CREATE TABLE chemical_analysis (
  manufacturer VARCHAR(30) NOT NULL,
  heat_number VARCHAR(30) NOT NULL,
  C float,
  Mn float,
  Mo float,
  /* 
     etc.
     and then we add this:
  */
  Element1 VARCHAR(2),
  Element1_Pct float,
  Element2 VARCHAR(2),
  Element2_Pct float
);

So at this point, there are a few problems here. How many user definable elements do we add? We need to add validation. The list of element symbols is finite, so we don't have to worry about what can be an element outside of chemestry. How do we make sense of this?

But if we think about allowing the user to define fields, there is another method which allows for better indexing of the data:

CREATE TABLE chemical_analysis (
  manufacturer VARCHAR(30) NOT NULL,
  heat_number VARCHAR(30) NOT NULL,
  C float,
  Mn float,
  Mo float,
  /* etc.
  and then we add this:
  */
  Element1_Pct float,
  Element2_Pct float
);
CREATE TABLE chemical_analysis_metadata (
  Element1 VARCHAR(2),
  Element2 VARCHAR(2)
);

Here, the definition of the elements in the chemical analysis table is externalized in a metadata table. This way, element1 is always the same and element 2 is always the same.
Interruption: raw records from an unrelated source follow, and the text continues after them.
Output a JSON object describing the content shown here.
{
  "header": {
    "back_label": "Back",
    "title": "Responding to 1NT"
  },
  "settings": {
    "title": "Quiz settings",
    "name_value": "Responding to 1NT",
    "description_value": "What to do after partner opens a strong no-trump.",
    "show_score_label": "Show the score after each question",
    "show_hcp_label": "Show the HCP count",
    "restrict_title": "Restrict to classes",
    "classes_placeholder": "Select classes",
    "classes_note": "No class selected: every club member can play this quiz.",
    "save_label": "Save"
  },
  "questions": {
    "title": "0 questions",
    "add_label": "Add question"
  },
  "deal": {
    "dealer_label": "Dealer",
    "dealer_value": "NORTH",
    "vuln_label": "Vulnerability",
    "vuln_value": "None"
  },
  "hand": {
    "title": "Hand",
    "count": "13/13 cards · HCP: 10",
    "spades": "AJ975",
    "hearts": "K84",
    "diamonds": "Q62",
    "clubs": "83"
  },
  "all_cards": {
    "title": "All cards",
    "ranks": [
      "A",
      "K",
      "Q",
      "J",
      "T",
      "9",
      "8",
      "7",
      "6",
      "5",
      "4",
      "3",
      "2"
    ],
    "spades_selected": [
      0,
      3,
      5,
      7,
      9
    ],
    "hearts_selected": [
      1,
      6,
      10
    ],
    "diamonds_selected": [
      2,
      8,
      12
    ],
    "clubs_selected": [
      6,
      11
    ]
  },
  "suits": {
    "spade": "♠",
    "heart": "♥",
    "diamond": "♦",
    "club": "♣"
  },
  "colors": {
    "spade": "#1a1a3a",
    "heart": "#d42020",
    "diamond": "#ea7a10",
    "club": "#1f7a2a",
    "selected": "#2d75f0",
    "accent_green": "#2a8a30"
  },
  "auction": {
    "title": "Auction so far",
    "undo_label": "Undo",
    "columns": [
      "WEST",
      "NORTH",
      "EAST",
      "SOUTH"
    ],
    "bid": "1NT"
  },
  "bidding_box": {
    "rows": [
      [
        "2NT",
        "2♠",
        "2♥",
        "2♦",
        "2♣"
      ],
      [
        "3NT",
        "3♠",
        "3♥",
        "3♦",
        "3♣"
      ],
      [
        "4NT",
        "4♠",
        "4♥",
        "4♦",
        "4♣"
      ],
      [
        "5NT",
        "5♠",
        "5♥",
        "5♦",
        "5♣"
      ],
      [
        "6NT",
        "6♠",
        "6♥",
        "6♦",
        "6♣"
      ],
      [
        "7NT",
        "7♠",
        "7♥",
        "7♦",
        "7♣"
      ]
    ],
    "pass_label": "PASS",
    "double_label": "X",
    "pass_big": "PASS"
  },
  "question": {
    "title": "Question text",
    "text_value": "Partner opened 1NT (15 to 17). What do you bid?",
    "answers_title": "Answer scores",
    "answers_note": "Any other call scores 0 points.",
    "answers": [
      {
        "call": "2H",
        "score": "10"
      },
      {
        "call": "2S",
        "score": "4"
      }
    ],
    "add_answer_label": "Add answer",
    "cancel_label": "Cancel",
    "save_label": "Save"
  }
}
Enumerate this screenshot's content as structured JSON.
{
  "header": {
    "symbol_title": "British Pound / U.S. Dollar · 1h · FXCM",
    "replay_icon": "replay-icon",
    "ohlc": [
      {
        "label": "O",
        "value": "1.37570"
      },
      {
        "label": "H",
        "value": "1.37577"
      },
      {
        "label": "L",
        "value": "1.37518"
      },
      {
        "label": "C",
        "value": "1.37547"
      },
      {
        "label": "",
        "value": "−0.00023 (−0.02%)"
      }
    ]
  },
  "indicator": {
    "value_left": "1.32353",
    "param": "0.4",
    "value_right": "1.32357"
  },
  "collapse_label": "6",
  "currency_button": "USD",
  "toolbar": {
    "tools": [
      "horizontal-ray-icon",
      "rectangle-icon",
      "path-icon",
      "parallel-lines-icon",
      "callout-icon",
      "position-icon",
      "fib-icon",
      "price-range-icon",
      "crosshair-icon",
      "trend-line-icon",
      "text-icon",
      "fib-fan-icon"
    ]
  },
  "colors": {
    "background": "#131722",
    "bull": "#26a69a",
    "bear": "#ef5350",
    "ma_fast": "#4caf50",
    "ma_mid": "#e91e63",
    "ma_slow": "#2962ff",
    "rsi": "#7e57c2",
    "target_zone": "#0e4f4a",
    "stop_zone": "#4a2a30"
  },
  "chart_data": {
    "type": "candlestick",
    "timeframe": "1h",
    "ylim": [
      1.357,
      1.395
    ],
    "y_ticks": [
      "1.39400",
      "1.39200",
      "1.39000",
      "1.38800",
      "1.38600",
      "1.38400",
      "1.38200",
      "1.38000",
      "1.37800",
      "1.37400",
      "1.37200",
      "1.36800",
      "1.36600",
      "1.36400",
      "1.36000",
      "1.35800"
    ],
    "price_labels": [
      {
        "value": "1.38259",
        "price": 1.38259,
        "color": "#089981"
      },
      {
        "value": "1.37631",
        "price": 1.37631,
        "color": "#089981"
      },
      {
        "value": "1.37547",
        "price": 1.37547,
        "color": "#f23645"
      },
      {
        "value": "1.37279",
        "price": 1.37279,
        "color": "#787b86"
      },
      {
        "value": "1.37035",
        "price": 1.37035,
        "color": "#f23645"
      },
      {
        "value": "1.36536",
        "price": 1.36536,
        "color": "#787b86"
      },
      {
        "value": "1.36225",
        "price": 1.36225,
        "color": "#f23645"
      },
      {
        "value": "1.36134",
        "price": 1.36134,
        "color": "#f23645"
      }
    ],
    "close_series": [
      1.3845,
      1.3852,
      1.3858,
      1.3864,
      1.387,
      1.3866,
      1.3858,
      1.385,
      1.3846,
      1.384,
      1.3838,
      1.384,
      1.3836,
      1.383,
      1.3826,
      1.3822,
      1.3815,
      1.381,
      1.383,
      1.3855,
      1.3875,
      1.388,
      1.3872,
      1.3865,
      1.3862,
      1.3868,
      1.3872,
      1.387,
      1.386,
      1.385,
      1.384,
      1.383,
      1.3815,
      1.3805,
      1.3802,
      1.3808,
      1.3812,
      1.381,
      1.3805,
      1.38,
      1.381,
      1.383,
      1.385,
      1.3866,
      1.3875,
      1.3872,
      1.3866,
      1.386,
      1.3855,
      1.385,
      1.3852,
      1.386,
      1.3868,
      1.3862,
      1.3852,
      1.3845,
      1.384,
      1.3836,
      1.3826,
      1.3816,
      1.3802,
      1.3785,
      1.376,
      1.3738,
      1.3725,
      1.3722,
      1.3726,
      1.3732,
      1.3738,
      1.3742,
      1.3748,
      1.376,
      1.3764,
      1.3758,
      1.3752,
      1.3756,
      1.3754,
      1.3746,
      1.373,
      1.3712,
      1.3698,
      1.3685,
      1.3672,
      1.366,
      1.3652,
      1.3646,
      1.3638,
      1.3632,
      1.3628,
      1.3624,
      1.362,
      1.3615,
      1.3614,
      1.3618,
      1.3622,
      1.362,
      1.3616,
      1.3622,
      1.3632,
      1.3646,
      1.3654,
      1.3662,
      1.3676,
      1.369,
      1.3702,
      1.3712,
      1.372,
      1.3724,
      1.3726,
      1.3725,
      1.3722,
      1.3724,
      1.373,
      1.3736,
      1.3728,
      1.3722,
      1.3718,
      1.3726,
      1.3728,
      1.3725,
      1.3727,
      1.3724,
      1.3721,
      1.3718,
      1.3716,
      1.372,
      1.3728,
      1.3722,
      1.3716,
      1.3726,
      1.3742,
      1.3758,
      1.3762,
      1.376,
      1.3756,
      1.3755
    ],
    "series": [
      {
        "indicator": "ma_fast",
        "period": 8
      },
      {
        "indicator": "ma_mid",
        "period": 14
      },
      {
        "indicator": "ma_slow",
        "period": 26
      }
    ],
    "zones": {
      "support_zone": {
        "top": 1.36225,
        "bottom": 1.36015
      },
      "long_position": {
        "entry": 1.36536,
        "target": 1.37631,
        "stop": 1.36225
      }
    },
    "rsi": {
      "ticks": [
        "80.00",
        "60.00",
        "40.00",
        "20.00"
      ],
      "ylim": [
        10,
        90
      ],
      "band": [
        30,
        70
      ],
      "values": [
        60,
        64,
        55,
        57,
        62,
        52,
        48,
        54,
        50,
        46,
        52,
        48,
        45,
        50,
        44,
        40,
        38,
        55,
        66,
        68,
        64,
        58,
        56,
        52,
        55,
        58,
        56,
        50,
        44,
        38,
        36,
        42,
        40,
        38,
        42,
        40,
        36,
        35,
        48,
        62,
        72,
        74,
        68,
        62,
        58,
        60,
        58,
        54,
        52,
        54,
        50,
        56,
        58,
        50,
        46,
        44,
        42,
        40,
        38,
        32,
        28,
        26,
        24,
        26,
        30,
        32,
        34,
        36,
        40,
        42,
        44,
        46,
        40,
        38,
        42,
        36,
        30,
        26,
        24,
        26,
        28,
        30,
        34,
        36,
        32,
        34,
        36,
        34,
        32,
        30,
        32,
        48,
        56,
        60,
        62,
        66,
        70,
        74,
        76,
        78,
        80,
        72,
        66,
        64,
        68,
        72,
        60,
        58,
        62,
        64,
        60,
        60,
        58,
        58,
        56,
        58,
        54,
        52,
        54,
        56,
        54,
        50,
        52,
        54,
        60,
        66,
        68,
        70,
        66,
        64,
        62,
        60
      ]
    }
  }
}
Why you might say???Here's a scenario: You are selling this application to multiple customers. You don't know what elements these customers want to track. You want to give them flexibility to track whatever elements they need.

There are several negatives here: You don't now if you've created enough custom fields for your customers. You are making the schema more complex.??Many applications use this strategy, sometimes called flex fields or custom fields, and give you a finite number of fields you can use to extend your schema. This is a basic user defined field strategy that will allow your customers to add extra fields.

This is not what I would consider the best strategy for an enterprise application that is sold commercially. I'll get into that in future posts. This is something to look out for in applications that you may work with. I've seen it in ERP systems and other systems like Tech Excel's DevTrack. It works, but it's not very elegant. You then have to create different columns for different types of data if you need to store data that way. Either that or you use varchar types and type conversion.

This could be used in a SaaS context if the metadata was customer specific. Each customer could have their own column definitions and the columns would remain static for each customer separately.

A better solution would be to just normalize the data into two tables:

CREATE TABLE chemical_analysis_head (
  manufacturer VARCHAR(30) NOT NULL,
  heat_number VARCHAR(30) NOT NULL
);
CREATE TABLE chemical_analysis_elements (
  manufacturer VARCHAR(30) NOT NULL,
  heat_number VARCHAR(30) NOT NULL,
  element VARCHAR(2),
  percent float
);

I'm not getting into the whole surrogate keys thing here, but this is just a better design. This design avoids the need for user defined fields altogether. Hindsight is 20/20. Printing the elements in the right order and getting the report to look like you want is more of a challenge with this design, though. Also, validation may be more challenging in the code for missing elements.

Also, this is a database design and not an object-oriented design. In the object-oriented approach, the actual storage of the data may differ from the object representation of the data. I will cover that in future posts. An OO design??makes it easier to deal with validation and business rules in the business layer.